我想将尺寸坐标几乎对齐的几个DataArray串联起来,像这样:
import xarray as xr
da1 = xr.DataArray([[0, 1], [2, 3]], coords=[[0, 1], [0, 1]], dims=['x', 'y'])
da2 = xr.DataArray([[4, 5], [6, 7]], coords=[[0.1, 1.1], [-0.1, 0.9]], dims=['x', 'y'])

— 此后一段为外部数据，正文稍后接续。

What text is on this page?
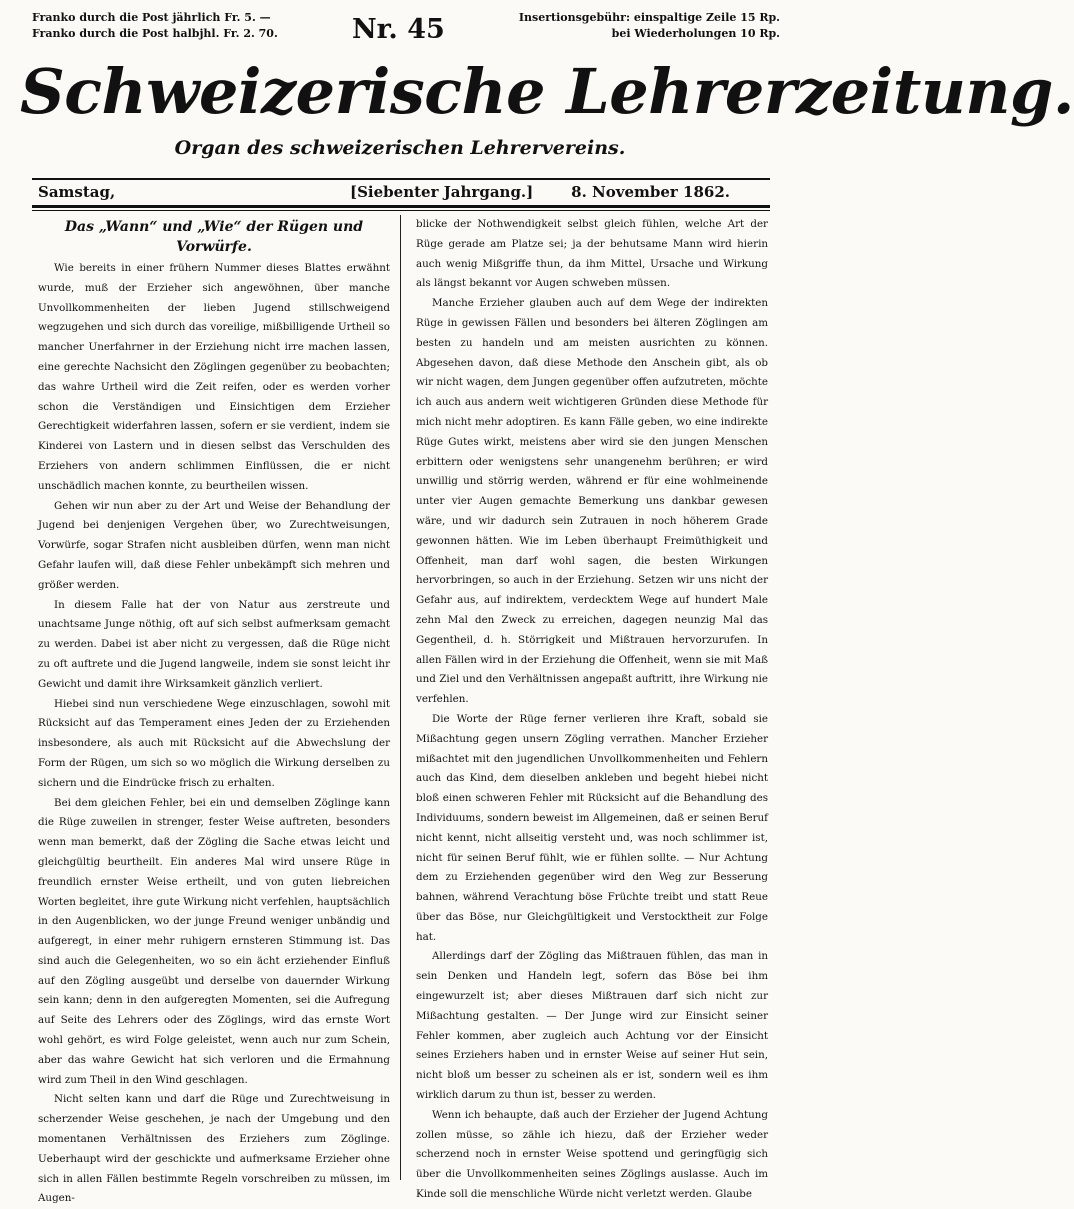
Franko durch die Post jährlich Fr. 5. —
Franko durch die Post halbjhl. Fr. 2. 70.	Nr. 45	Insertionsgebühr: einspaltige Zeile 15 Rp.
bei Wiederholungen 10 Rp.
Schweizerische Lehrerzeitung.
Organ des schweizerischen Lehrervereins.
Samstag,	[Siebenter Jahrgang.]	8. November 1862.
Das „Wann“ und „Wie“ der Rügen und Vorwürfe.

Wie bereits in einer frühern Nummer dieses Blattes erwähnt wurde, muß der Erzieher sich angewöhnen, über manche Unvollkommenheiten der lieben Jugend stillschweigend wegzugehen und sich durch das voreilige, mißbilligende Urtheil so mancher Unerfahrner in der Erziehung nicht irre machen lassen, eine gerechte Nachsicht den Zöglingen gegenüber zu beobachten; das wahre Urtheil wird die Zeit reifen, oder es werden vorher schon die Verständigen und Einsichtigen dem Erzieher Gerechtigkeit widerfahren lassen, sofern er sie verdient, indem sie Kinderei von Lastern und in diesen selbst das Verschulden des Erziehers von andern schlimmen Einflüssen, die er nicht unschädlich machen konnte, zu beurtheilen wissen.

Gehen wir nun aber zu der Art und Weise der Behandlung der Jugend bei denjenigen Vergehen über, wo Zurechtweisungen, Vorwürfe, sogar Strafen nicht ausbleiben dürfen, wenn man nicht Gefahr laufen will, daß diese Fehler unbekämpft sich mehren und größer werden.

In diesem Falle hat der von Natur aus zerstreute und unachtsame Junge nöthig, oft auf sich selbst aufmerksam gemacht zu werden. Dabei ist aber nicht zu vergessen, daß die Rüge nicht zu oft auftrete und die Jugend langweile, indem sie sonst leicht ihr Gewicht und damit ihre Wirksamkeit gänzlich verliert.

Hiebei sind nun verschiedene Wege einzuschlagen, sowohl mit Rücksicht auf das Temperament eines Jeden der zu Erziehenden insbesondere, als auch mit Rücksicht auf die Abwechslung der Form der Rügen, um sich so wo möglich die Wirkung derselben zu sichern und die Eindrücke frisch zu erhalten.

Bei dem gleichen Fehler, bei ein und demselben Zöglinge kann die Rüge zuweilen in strenger, fester Weise auftreten, besonders wenn man bemerkt, daß der Zögling die Sache etwas leicht und gleichgültig beurtheilt. Ein anderes Mal wird unsere Rüge in freundlich ernster Weise ertheilt, und von guten liebreichen Worten begleitet, ihre gute Wirkung nicht verfehlen, hauptsächlich in den Augenblicken, wo der junge Freund weniger unbändig und aufgeregt, in einer mehr ruhigern ernsteren Stimmung ist. Das sind auch die Gelegenheiten, wo so ein ächt erziehender Einfluß auf den Zögling ausgeübt und derselbe von dauernder Wirkung sein kann; denn in den aufgeregten Momenten, sei die Aufregung auf Seite des Lehrers oder des Zöglings, wird das ernste Wort wohl gehört, es wird Folge geleistet, wenn auch nur zum Schein, aber das wahre Gewicht hat sich verloren und die Ermahnung wird zum Theil in den Wind geschlagen.

Nicht selten kann und darf die Rüge und Zurechtweisung in scherzender Weise geschehen, je nach der Umgebung und den momentanen Verhältnissen des Erziehers zum Zöglinge. Ueberhaupt wird der geschickte und aufmerksame Erzieher ohne sich in allen Fällen bestimmte Regeln vorschreiben zu müssen, im Augen-

blicke der Nothwendigkeit selbst gleich fühlen, welche Art der Rüge gerade am Platze sei; ja der behutsame Mann wird hierin auch wenig Mißgriffe thun, da ihm Mittel, Ursache und Wirkung als längst bekannt vor Augen schweben müssen.

Manche Erzieher glauben auch auf dem Wege der indirekten Rüge in gewissen Fällen und besonders bei älteren Zöglingen am besten zu handeln und am meisten ausrichten zu können. Abgesehen davon, daß diese Methode den Anschein gibt, als ob wir nicht wagen, dem Jungen gegenüber offen aufzutreten, möchte ich auch aus andern weit wichtigeren Gründen diese Methode für mich nicht mehr adoptiren. Es kann Fälle geben, wo eine indirekte Rüge Gutes wirkt, meistens aber wird sie den jungen Menschen erbittern oder wenigstens sehr unangenehm berühren; er wird unwillig und störrig werden, während er für eine wohlmeinende unter vier Augen gemachte Bemerkung uns dankbar gewesen wäre, und wir dadurch sein Zutrauen in noch höherem Grade gewonnen hätten. Wie im Leben überhaupt Freimüthigkeit und Offenheit, man darf wohl sagen, die besten Wirkungen hervorbringen, so auch in der Erziehung. Setzen wir uns nicht der Gefahr aus, auf indirektem, verdecktem Wege auf hundert Male zehn Mal den Zweck zu erreichen, dagegen neunzig Mal das Gegentheil, d. h. Störrigkeit und Mißtrauen hervorzurufen. In allen Fällen wird in der Erziehung die Offenheit, wenn sie mit Maß und Ziel und den Verhältnissen angepaßt auftritt, ihre Wirkung nie verfehlen.

Die Worte der Rüge ferner verlieren ihre Kraft, sobald sie Mißachtung gegen unsern Zögling verrathen. Mancher Erzieher mißachtet mit den jugendlichen Unvollkommenheiten und Fehlern auch das Kind, dem dieselben ankleben und begeht hiebei nicht bloß einen schweren Fehler mit Rücksicht auf die Behandlung des Individuums, sondern beweist im Allgemeinen, daß er seinen Beruf nicht kennt, nicht allseitig versteht und, was noch schlimmer ist, nicht für seinen Beruf fühlt, wie er fühlen sollte. — Nur Achtung dem zu Erziehenden gegenüber wird den Weg zur Besserung bahnen, während Verachtung böse Früchte treibt und statt Reue über das Böse, nur Gleichgültigkeit und Verstocktheit zur Folge hat.

Allerdings darf der Zögling das Mißtrauen fühlen, das man in sein Denken und Handeln legt, sofern das Böse bei ihm eingewurzelt ist; aber dieses Mißtrauen darf sich nicht zur Mißachtung gestalten. — Der Junge wird zur Einsicht seiner Fehler kommen, aber zugleich auch Achtung vor der Einsicht seines Erziehers haben und in ernster Weise auf seiner Hut sein, nicht bloß um besser zu scheinen als er ist, sondern weil es ihm wirklich darum zu thun ist, besser zu werden.

Wenn ich behaupte, daß auch der Erzieher der Jugend Achtung zollen müsse, so zähle ich hiezu, daß der Erzieher weder scherzend noch in ernster Weise spottend und geringfügig sich über die Unvollkommenheiten seines Zöglings auslasse. Auch im Kinde soll die menschliche Würde nicht verletzt werden. Glaube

da = xr.concat([da1, da2], 'z')
但是由于坐标不完全对齐,我得到da:
<xarray.DataArray (z: 2, x: 4, y: 4)>
array([[[nan, 0., nan, 1.],
[nan, nan, nan, nan],
[nan, 2., nan, 3.],
[nan, nan, nan, nan]],
[[nan, nan, nan, nan],
[ 4., nan, 5., nan],
[nan, nan, nan, nan],
[ 6., nan, 7., nan]]])
Coordinates:
* x (x) float64 0.0 0.1 1.0 1.1
* y (y) float64 -0.1 0.0 0.9 1.0
Dimensions without coordinates: z
像我们使用reindex一样,能够容忍坐标中的某些差异将是很好的:
da = xr.concat([da1, da2], 'z', method='nearest', tolerance=0.2)
是否存在该功能不存在的原因?我该如何解决?
编辑:
如@jhamman所建议,以下示例更好地说明了我希望输出DataArray是:
import xarray as xr
da1 = xr.DataArray([[0, 1], [2, 3]], coords=[[0, 1], [0, 1]], dims=['x', 'y'])
da2 = xr.DataArray([[4, 5], [6, 7]], coords=[[1.1, 2.1], [1.1, 2.1]], dims=['x', 'y'])
da = xr.concat([da1, da2], 'z', method='nearest', tolerance=0.2) # doesn't exist yet
da
请注意,da2的坐标1.1已从da1变为1,因为它已经足够接近了。 da2中的坐标2.1不能与da1中的任何坐标匹配,因此它保持原样。因此,匹配坐标取决于DataArray的处理顺序:
<xarray.DataArray (z: 2, x: 3, y: 3)>
array([[[ 0., 1., nan],
[ 2., 3., nan],
[nan, nan, nan]],
[[nan, nan, nan],
[nan, 4., 5.],
[nan, 6., 7.]]])
Coordinates:
* x (x) float64 0 1 2.1
* y (y) float64 0 1 2.1
Dimensions without coordinates: z
答案 0 :(得分:0)
当前,您需要在调用xr.concat之前手动重新索引数组:
In [1]: import xarray as xr
...: da1 = xr.DataArray([[0, 1], [2, 3]], coords=[[0, 1], [0, 1]], dims=['x', 'y'])
...: da2 = xr.DataArray([[4, 5], [6, 7]], coords=[[0.1, 1.1], [-0.1, 0.9]], dims=['x', 'y'])
...: da2r = da2.reindex_like(da1, method='nearest', tolerance=0.2)
...: da = xr.concat([da1, da2r], 'z')
...: da
...:
Out[1]:
<xarray.DataArray (z: 2, x: 2, y: 2)>
array([[[0, 1],
[2, 3]],
[[4, 5],
[6, 7]]])
Coordinates:
* x (x) int64 0 1
* y (y) int64 0 1
Dimensions without coordinates: z
此功能不存在是有原因的吗?
我不这么认为。我建议在xarray GitHub问题跟踪器上打开一个问题以建议此功能。